Again while preparing to calculus I found another interesting question:

Prove or give counterexample that if $f_n\to f$ uniformally $[0,\infty]$ and $\forall n\in\mathbb {N}\int_0^\infty|f_n|dx\le M$, then $\int_0^\infty|f(x)|dx<\infty$

It seems incorrect. I'm looking for a function that tends to a constant $c$ uniformly and its integrals are bounded. If the convergence was in $[2,b] (b\in\mathbb R)$, I could have taken $f_n(x)=\frac {x^n}{x^n+1}$ which indeed is a counterexample.

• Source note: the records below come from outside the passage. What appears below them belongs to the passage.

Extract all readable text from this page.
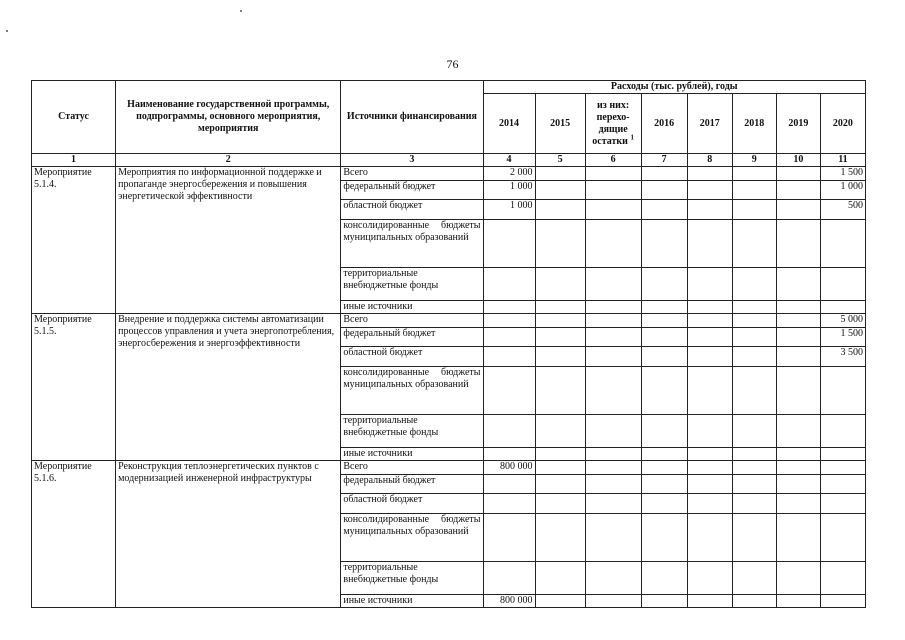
76
Статус	Наименование государственной программы, подпрограммы, основного мероприятия, мероприятия	Источники финансирования	Расходы (тыс. рублей), годы							
			2014	2015	из них: перехо- дящие остатки $^1$	2016	2017	2018	2019	2020
1	2	3	4	5	6	7	8	9	10	11
Мероприятие 5.1.4.	Мероприятия по информационной поддержке и пропаганде энергосбережения и повышения энергетической эффективности	Всего	2 000							1 500
		федеральный бюджет	1 000							1 000
		областной бюджет	1 000							500
		консолидированные бюджеты муниципальных образований								
		территориальные внебюджетные фонды								
		иные источники								
Мероприятие 5.1.5.	Внедрение и поддержка системы автоматизации процессов управления и учета энергопотребления, энергосбережения и энергоэффективности	Всего								5 000
		федеральный бюджет								1 500
		областной бюджет								3 500
		консолидированные бюджеты муниципальных образований								
		территориальные внебюджетные фонды								
		иные источники								
Мероприятие 5.1.6.	Реконструкция теплоэнергетических пунктов с модернизацией инженерной инфраструктуры	Всего	800 000							
		федеральный бюджет								
		областной бюджет								
		консолидированные бюджеты муниципальных образований								
		территориальные внебюджетные фонды								
		иные источники	800 000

How can I find a counterexample?

Answer 1

Fix $A>0$. Then $$\int_0^A|f(x)|\mathrm dx=\lim_{n\to +\infty}\int_0^A|f_n(x)|\mathrm dx\leqslant \liminf_{n\to +\infty}\int_0^{+\infty}|f_n(x)|\mathrm dx\leqslant M.$$ As $A$ was arbitrary, $\int_0^{+\infty}|f(x)|\mathrm dx\leqslant M$.

It actually works when we only have pointwise convergence, and it is called Fatou's lemma, but it involves more advanced tools.